Tuesday, 27 October 2009

S a bit of a farmyard aroma around here today

Pig muck is being spread in the vicinity somewhere. It's a mild, damp day with little breeze and the pong hangs heavily in the air. I don't mind, it's a natural smell and there with a good purpose - one can't agree with farmers using manure instead of artificial fertilisers and then complain about the smell. Well, people do, usually the sort who move to the country for the peace and quiet and then discover it's just as noisy, only different. But we're easy-going round here and take things as we find them, usually.

This village doesn't have much outward community spirit, in fact. There's an annual Village FĂȘte, the Bowls Club, a football team and the village pub, but the town is only a mile away and hardly anyone both lives and works here and they tend to go to Yagnub or Norwich for entertainment. The church isn't exactly the hub of the community, although the school receives strong support. A few years ago there was a bit of a problem there and we discovered just how much the village thinks of their school. Otherwise, there's never much going on here. However, it's all friendly and pleasant, and somehow people do seem to know what's going on and be ready to help out. They just won't bother you. Or complain about every small problem.

Quite gratified that the first of the ordered items - well, several, three parcels-worth - has turned up already. Two of the other three orders have been sent so I expect they'll arrive tomorrow. It's retail joy around here and I can feel the wrinkles soften already, even though the face stuff is what hasn't been sent yet. I expect it will have been by close of play today though. They're very reliable. As it is, I've got a lovely lot of stationery to unpack, including several reams of paper. It seems absurd that it can be cheaper to have paper delivered than go to buy it myself, but there we go. And it saves me having to carry it, and my petrol.

14 comments:

Dave said...

When I lived in Loddon, I'd mentioned our sandy soil to a farmer-friendm who dropped off a trailer-load of pig muck on our drive, right next to the front door.

I was instructed to move it quickly. The smell was rather ripe.

Z said...

Pig muck is best for sandy soil. It is quite fruity though.

Sheep muck is best for begonias, by the way. Since sheep usually live outdoors, the best thing to do is collect a few of their droppings and make liquid plant feed of it.

Dave said...

(Can't be bothered to correct typo in last comment).

I believe the Sage is at the dentist tomorrow. Will your post-title be alluding to that?

Z said...

Typos in comments are to be expected. Actually, I hadn't noticed.

Indeed it will, Dave.

Christopher said...

No animals for manure round here (it's all vineyards, olive groves and cherry orchards), unless you drive miles to collect it. However I'm looking forward in the spring to trying a new compost largely based on degraded disposable nappies.

Z said...

Humanure, Christopher?

Z said...

Just had an email to say that the final order is on its way. Fabulous service from everyone. I'm really impressed.

Four Dinners said...

Yagnub???? Gimme a break! There cannot possibly be anywhere called Yagnub....;-)

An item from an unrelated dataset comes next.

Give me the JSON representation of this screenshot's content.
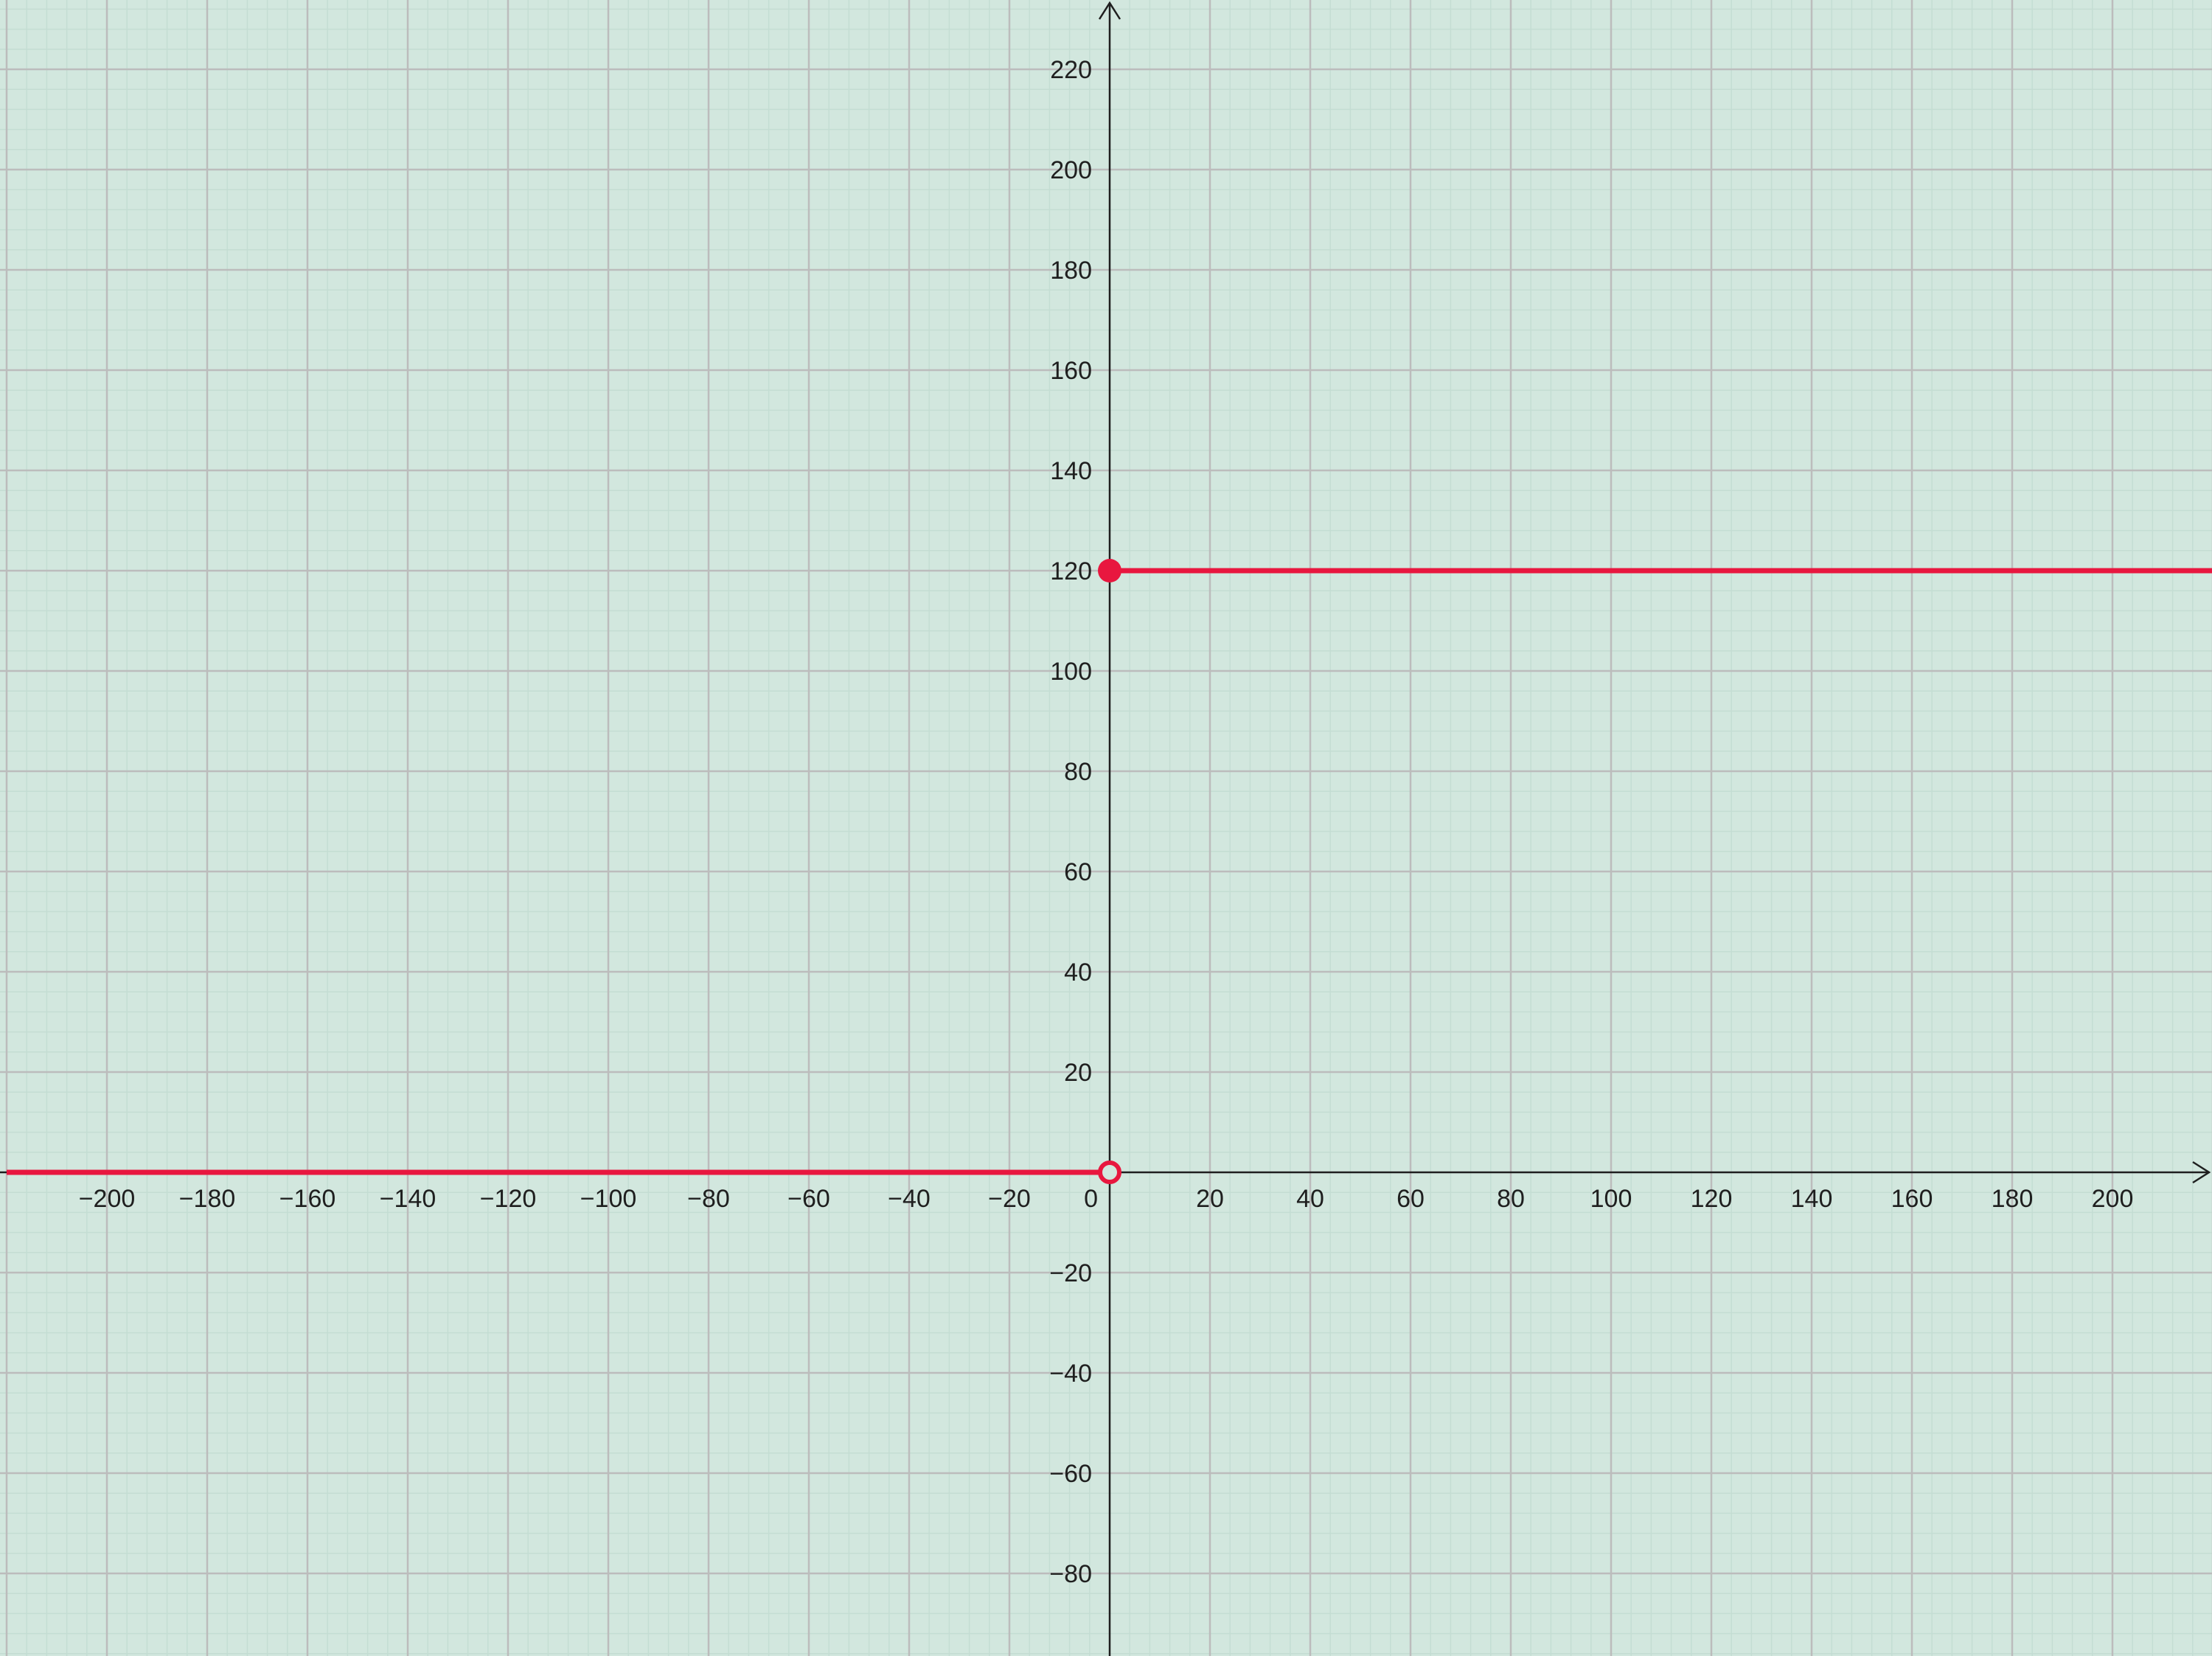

You're quite right to. The countryside just has different noises.

Better noises I'd say...

luckyzmom said...

It is nice to know that I can be vibrant, sparkling, translating into warmth and sensuality.

luckyzmom said...

Much better than pig muck.

Z said...

No, read it backwards 4D. Mind you, it's still an odd name. When I first visited here, the night time sounds kept me awake. For a town girl, cows mooing and owls hooting was a novelty.

Worth forking out 30-something pounds for, I should think LZM. If they send me a free sample with my order I might consider it.

lom said...

Pig muck, good for clearing the Sinus

Ad said...

Some people bought a recently built house in a village 5 miles away that backed onto a farm. Suffice to say these people were not from the 'country' and at the first whiff of muck spreading tried to take the farmer to court regarding the smell.

We also have a local dairy that if it has a contaminated batch or waste milk, waits until it curdles and gives it to the farmer next door to spread. It certainly gives the trip to Harrogate a certain quality.

Z said...

I've read about newcomers who force people to get rid of their cockerels and who campaign against the church bells being run on a Sunday. I think the smell of a fieldful of sour milk is a bit off though.